Opportunitätskosten sind von allen Subjekten ständig zu tragen unabhängig von gewählter Alternative. Sie bezeichnen den Wert des entgangenen Gutes oder der entgangenen Dienstleistung. Sie sind keine Kosten in Sinne der Kosten- und Leistungsrechnung, sie sind nur theoretische Kosten, die durch die Verwendung von Produktionsmitteln entstehen. Man geht dabei von der Knappheit der Güter aus.

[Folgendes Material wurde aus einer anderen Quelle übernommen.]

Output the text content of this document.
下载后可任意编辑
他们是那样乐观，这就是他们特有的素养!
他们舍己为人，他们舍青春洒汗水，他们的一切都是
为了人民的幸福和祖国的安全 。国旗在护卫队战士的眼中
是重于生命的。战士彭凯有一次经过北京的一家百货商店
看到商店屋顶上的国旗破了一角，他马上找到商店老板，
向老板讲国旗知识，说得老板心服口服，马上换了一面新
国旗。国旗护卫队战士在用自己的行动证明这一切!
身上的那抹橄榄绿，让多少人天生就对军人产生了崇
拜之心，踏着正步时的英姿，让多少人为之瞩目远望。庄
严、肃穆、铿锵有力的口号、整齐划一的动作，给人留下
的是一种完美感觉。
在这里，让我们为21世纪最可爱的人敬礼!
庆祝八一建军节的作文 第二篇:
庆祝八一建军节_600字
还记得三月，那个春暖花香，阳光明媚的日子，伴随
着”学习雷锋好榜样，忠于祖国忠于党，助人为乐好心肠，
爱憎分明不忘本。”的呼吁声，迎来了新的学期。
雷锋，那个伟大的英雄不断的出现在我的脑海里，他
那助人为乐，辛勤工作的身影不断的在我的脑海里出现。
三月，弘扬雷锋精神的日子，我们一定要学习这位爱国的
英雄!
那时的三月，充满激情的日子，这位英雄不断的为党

Opportunitätskosten werden in der VWL in der Form von Transformationskurven (auch Produktionsmöglichkeitskurve genannt) dargestellt.

Anwendungsbeispiele

...Ein wichtiges Beispiel für Opportunitätskosten sind die Kosten für das Studium. Besucht ein Student eine Fachhochschule, so könnte er sich die Gesamtkosten für Studiengebühren, Bücher, Fahrkosten ausrechnen. Zusätzlich müsste er die Opportunitätskosten für das Studium aufgewendete Zeit einbeziehen, die er mit seinem Studium und dem Besuch der Vorlesungen verbringt. Wenn er beispeilsweise eine Ausbildung machen würde, in der er eine Vergütung bekommt, müsste man diese Vergütung in der Aufstellung der Opportunitätskosten berücksichtigen und mit einrechnen.

...Für einen Selbstständiger sind Opportunitätskosten das höchste Gehalt, was er kriegen würde, wenn er ein Angestellter wäre.

...Eine Oma hat mehrere Möglichkeiten ihr Geld aufzubewahren. Sie kann ihr Geld entweder unter der Matratze verstecken oder zur Bank bringen. Im ersten Fall wären Opportunitäskosten ständige Verfügbarkeit des Geldes und im zweiten Fall - Zinsen.

Einzelnnachweise

  1. Robert S. Pindyck/Daniel L. Rubinfeld,Mikroökonomie. 5. Auflage, München (2003), 299-300
  2. Dr. Rainer Fischbach.Volkswirtschaftslehre. 8. Auflage, Oldenburg, 1994
  3. www.wirtschaftslexikon24.
  4. Robert S. Pindyck/Daniel L. Rubinfeld,Mikroökonomie. 5. Auflage, München (2003), 299-300

Literatur

  • Paul R. Krugman/Maurice Obstfeld: Internationale Wirtschaft, Theorie und Politik der Außenwirtschaft, 7. Auflage(2007) 55-56
  • Paul A. Samuelson/William D. Nordhaus: Volkswirtschaftslehre. Übersetzung der 15. Auflage (1998) 156-158.